Phosphorus chemical maker Innophos to go private

Company says the path to growth has been tough as a small, public company

by Alexander H. Tullo
October 21, 2019

Credit: Innophos
Kim Ann Mink

In another deal that will take a small chemical company private, the phosphorus specialist Innophos has agreed to be acquired by the private equity firm One Rock Capital in a transaction valued at $932 million.

Kim Ann Mink, the Cranbury, New Jersey–based company’s CEO, says Innophos’s relatively small size and market capitalization limited its ability to pursue a growth strategy.

“We remain confident that our transformational strategy is the right path forward for Innophos,” she says in a statement. “However, executing on this strategy in an increasingly volatile macroeconomic and complex financial environment as a small-cap public company remains challenging and could take longer than initially expected.”

The company had sales of about $800 million and operating income of $86 million in 2018.

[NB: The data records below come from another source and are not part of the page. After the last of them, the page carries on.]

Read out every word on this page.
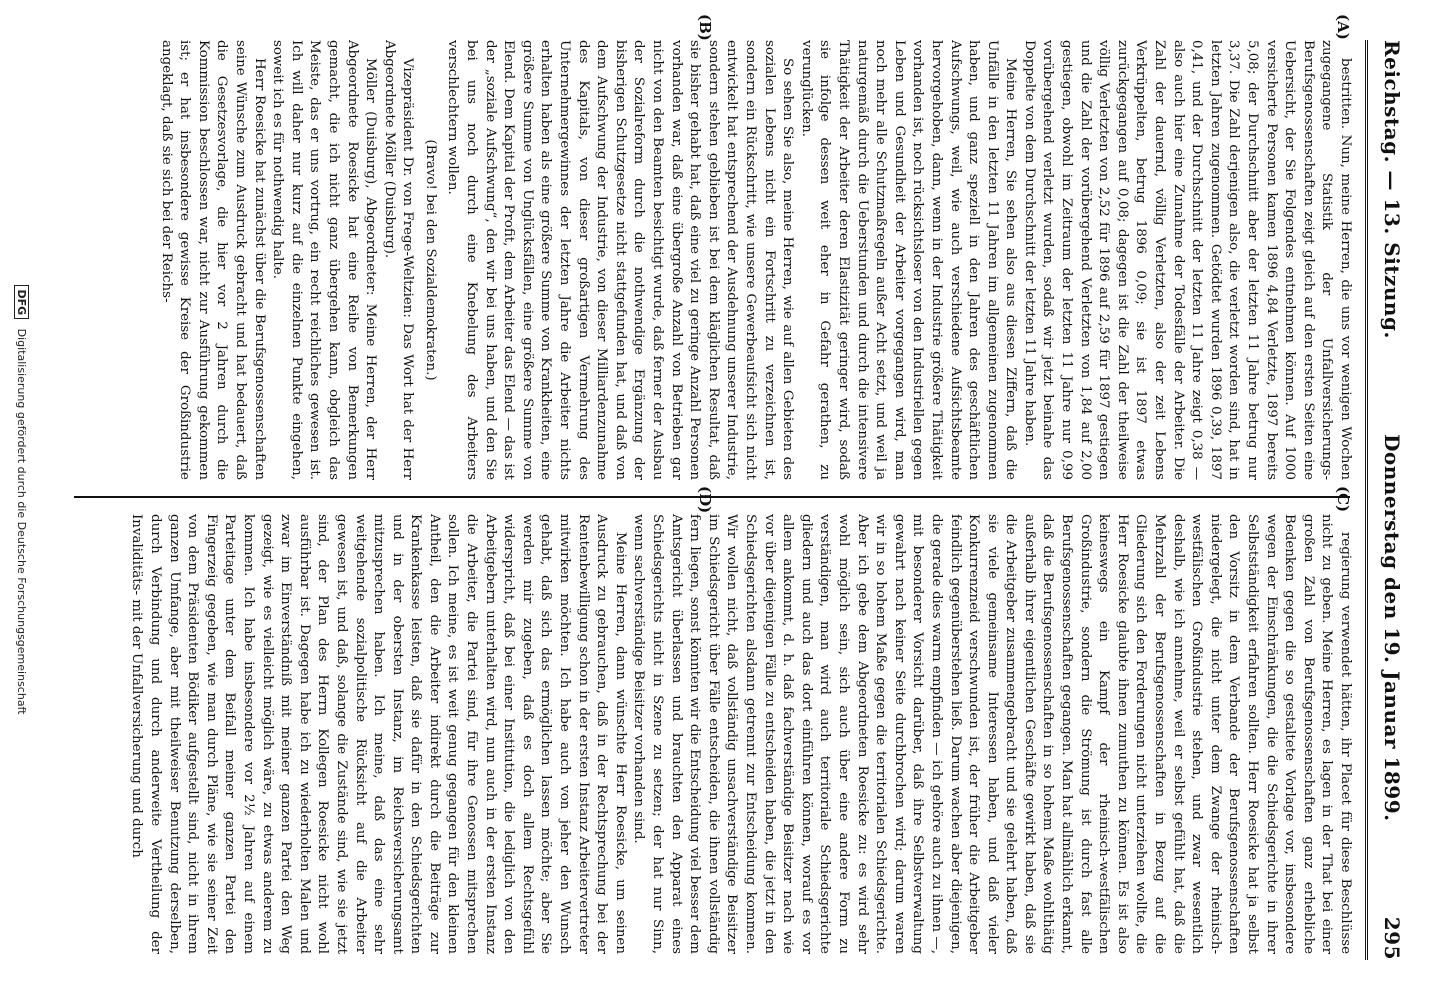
Reichstag. — 13. Sitzung.
Donnerstag den 19. Januar 1899.
295
(A)
(B)
(C)
(D)

bestritten. Nun, meine Herren, die uns vor wenigen Wochen zugegangene Statistik der Unfallversicherungs-Berufsgenossenschaften zeigt gleich auf den ersten Seiten eine Uebersicht, der Sie Folgendes entnehmen können. Auf 1000 versicherte Personen kamen 1896 4,84 Verletzte, 1897 bereits 5,08; der Durchschnitt aber der letzten 11 Jahre betrug nur 3,37. Die Zahl derjenigen also, die verletzt worden sind, hat in letzten Jahren zugenommen. Getödtet wurden 1896 0,39, 1897 0,41, und der Durchschnitt der letzten 11 Jahre zeigt 0,38 — also auch hier eine Zunahme der Todesfälle der Arbeiter. Die Zahl der dauernd, völlig Verletzten, also der zeit Lebens Verkrüppelten, betrug 1896 0,09; sie ist 1897 etwas zurückgegangen auf 0,08; dagegen ist die Zahl der theilweise völlig Verletzten von 2,52 für 1896 auf 2,59 für 1897 gestiegen und die Zahl der vorübergehend Verletzten von 1,84 auf 2,00 gestiegen, obwohl im Zeitraum der letzten 11 Jahre nur 0,99 vorübergehend verletzt wurden, sodaß wir jetzt beinahe das Doppelte von dem Durchschnitt der letzten 11 Jahre haben.

Meine Herren, Sie sehen also aus diesen Ziffern, daß die Unfälle in den letzten 11 Jahren im allgemeinen zugenommen haben, und ganz speziell in den Jahren des geschäftlichen Aufschwungs, weil, wie auch verschiedene Aufsichtsbeamte hervorgehoben, dann, wenn in der Industrie größere Thätigkeit vorhanden ist, noch rücksichtsloser von den Industriellen gegen Leben und Gesundheit der Arbeiter vorgegangen wird, man noch mehr alle Schutzmaßregeln außer Acht setzt, und weil ja naturgemäß durch die Ueberstunden und durch die intensivere Thätigkeit der Arbeiter deren Elastizität geringer wird, sodaß sie infolge dessen weit eher in Gefahr gerathen, zu verunglücken.

So sehen Sie also, meine Herren, wie auf allen Gebieten des sozialen Lebens nicht ein Fortschritt zu verzeichnen ist, sondern ein Rückschritt, wie unsere Gewerbeaufsicht sich nicht entwickelt hat entsprechend der Ausdehnung unserer Industrie, sondern stehen geblieben ist bei dem kläglichen Resultat, daß sie bisher gehabt hat, daß eine viel zu geringe Anzahl Personen vorhanden war, daß eine übergroße Anzahl von Betrieben gar nicht von den Beamten besichtigt wurde, daß ferner der Ausbau der Sozialreform durch die nothwendige Ergänzung der bisherigen Schutzgesetze nicht stattgefunden hat, und daß von dem Aufschwung der Industrie, von dieser Milliardenzunahme des Kapitals, von dieser großartigen Vermehrung des Unternehmergewinnes der letzten Jahre die Arbeiter nichts erhalten haben als eine größere Summe von Krankheiten, eine größere Summe von Unglücksfällen, eine größere Summe von Elend. Dem Kapital der Profit, dem Arbeiter das Elend — das ist der „soziale Aufschwung“, den wir bei uns haben, und den Sie bei uns noch durch eine Knebelung des Arbeiters verschlechtern wollen.

(Bravo! bei den Sozialdemokraten.)

Vizepräsident Dr. von Frege-Weltzien: Das Wort hat der Herr Abgeordnete Möller (Duisburg).

Möller (Duisburg), Abgeordneter: Meine Herren, der Herr Abgeordnete Roesicke hat eine Reihe von Bemerkungen gemacht, die ich nicht ganz übergehen kann, obgleich das Meiste, das er uns vortrug, ein recht reichliches gewesen ist. Ich will daher nur kurz auf die einzelnen Punkte eingehen, soweit ich es für nothwendig halte.

Herr Roesicke hat zunächst über die Berufsgenossenschaften seine Wünsche zum Ausdruck gebracht und hat bedauert, daß die Gesetzesvorlage, die hier vor 2 Jahren durch die Kommission beschlossen war, nicht zur Ausführung gekommen ist; er hat insbesondere gewisse Kreise der Großindustrie angeklagt, daß sie sich bei der Reichs-

regierung verwendet hätten, ihr Placet für diese Beschlüsse nicht zu geben. Meine Herren, es lagen in der That bei einer großen Zahl von Berufsgenossenschaften ganz erhebliche Bedenken gegen die so gestaltete Vorlage vor, insbesondere wegen der Einschränkungen, die die Schiedsgerichte in ihrer Selbstständigkeit erfahren sollten. Herr Roesicke hat ja selbst den Vorsitz in dem Verbande der Berufsgenossenschaften niedergelegt, die nicht unter dem Zwange der rheinisch-westfälischen Großindustrie stehen, und zwar wesentlich deshalb, wie ich annehme, weil er selbst gefühlt hat, daß die Mehrzahl der Berufsgenossenschaften in Bezug auf die Gliederung sich den Forderungen nicht unterziehen wollte, die Herr Roesicke glaubte ihnen zumuthen zu können. Es ist also keineswegs ein Kampf der rheinisch-westfälischen Großindustrie, sondern die Strömung ist durch fast alle Berufsgenossenschaften gegangen. Man hat allmählich erkannt, daß die Berufsgenossenschaften in so hohem Maße wohlthätig außerhalb ihrer eigentlichen Geschäfte gewirkt haben, daß sie die Arbeitgeber zusammengebracht und sie gelehrt haben, daß sie viele gemeinsame Interessen haben, und daß vieler Konkurrenzneid verschwunden ist, der früher die Arbeitgeber feindlich gegenüberstehen ließ. Darum wachen aber diejenigen, die gerade dies warm empfinden — ich gehöre auch zu ihnen —, mit besonderer Vorsicht darüber, daß ihre Selbstverwaltung gewahrt nach keiner Seite durchbrochen wird; darum waren wir in so hohem Maße gegen die territorialen Schiedsgerichte. Aber ich gebe dem Abgeordneten Roesicke zu: es wird sehr wohl möglich sein, sich auch über eine andere Form zu verständigen, man wird auch territoriale Schiedsgerichte gliedern und auch das dort einführen können, worauf es vor allem ankommt, d. h. daß fachverständige Beisitzer nach wie vor über diejenigen Fälle zu entscheiden haben, die jetzt in den Schiedsgerichten alsdann getrennt zur Entscheidung kommen. Wir wollen nicht, daß vollständig unsachverständige Beisitzer im Schiedsgericht über Fälle entscheiden, die ihnen vollständig fern liegen, sonst könnten wir die Entscheidung viel besser dem Amtsgericht überlassen und brauchten den Apparat eines Schiedsgerichts nicht in Szene zu setzen; der hat nur Sinn, wenn sachverständige Beisitzer vorhanden sind.

Meine Herren, dann wünschte Herr Roesicke, um seinen Ausdruck zu gebrauchen, daß in der Rechtsprechung bei der Rentenbewilligung schon in der ersten Instanz Arbeitervertreter mitwirken möchten. Ich habe auch von jeher den Wunsch gehabt, daß sich das ermöglichen lassen möchte; aber Sie werden mir zugeben, daß es doch allem Rechtsgefühl widerspricht, daß bei einer Institution, die lediglich von den Arbeitgebern unterhalten wird, nun auch in der ersten Instanz die Arbeiter, die Partei sind, für ihre Genossen mitsprechen sollen. Ich meine, es ist weit genug gegangen für den kleinen Antheil, den die Arbeiter indirekt durch die Beiträge zur Krankenkasse leisten, daß sie dafür in den Schiedsgerichten und in der obersten Instanz, im Reichsversicherungsamt mitzusprechen haben. Ich meine, daß das eine sehr weitgehende sozialpolitische Rücksicht auf die Arbeiter gewesen ist, und daß, solange die Zustände sind, wie sie jetzt sind, der Plan des Herrn Kollegen Roesicke nicht wohl ausführbar ist. Dagegen habe ich zu wiederholten Malen und zwar im Einverständniß mit meiner ganzen Partei den Weg gezeigt, wie es vielleicht möglich wäre, zu etwas anderem zu kommen. Ich habe insbesondere vor 2½ Jahren auf einem Parteitage unter dem Beifall meiner ganzen Partei den Fingerzeig gegeben, wie man durch Pläne, wie sie seiner Zeit von dem Präsidenten Bödiker aufgestellt sind, nicht in ihrem ganzen Umfange, aber mit theilweiser Benutzung derselben, durch Verbindung und durch anderweite Vertheilung der Invaliditäts- mit der Unfallversicherung und durch

DFG Digitalisierung gefördert durch die Deutsche Forschungsgemeinschaft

In a conference call in August, Mink told analysts that Innophos was considering more acquisitions to strengthen its food, health, and nutrition division, which makes specialty phosphates and phosphoric acid for food and beverage applications. Innophos added to the division in 2017 by buying the nutraceutical maker NutraGenesis and the dietary supplement firm Novel Ingredients.

One Rock’s $32-per-share offer represents an 18% premium over Innophos’s average closing share price over the 30-day period prior to the deal’s announcement. Innophos is commencing a 30-day “go-shop” period, during which it will solicit better offers.

This is not One Rock’s first involvement in chemicals. Earlier this year, the investment firm bought the plastics distributor Nexeo Plastics from the chemical distributor Univar. In 2016, it sold organophosphate maker Compass Chemical to Italmatch Chemicals.

Innophos will be the second public chemical company this year to ink an agreement to be taken private. In August, the small-molecule drug service firm Cambrex agreed to be acquired by the private equity firm Permira for $2.4 billion, including debt.

Private equity’s bread and butter is taking over small, unwanted segments of big firms. Acquisitions of entire public chemical companies don’t occur nearly as often, but they do happen. AMRI, another drug chemical firm, was taken private in 2017. And the C4 chemical specialist TPC was purchased by private equity firms in 2012.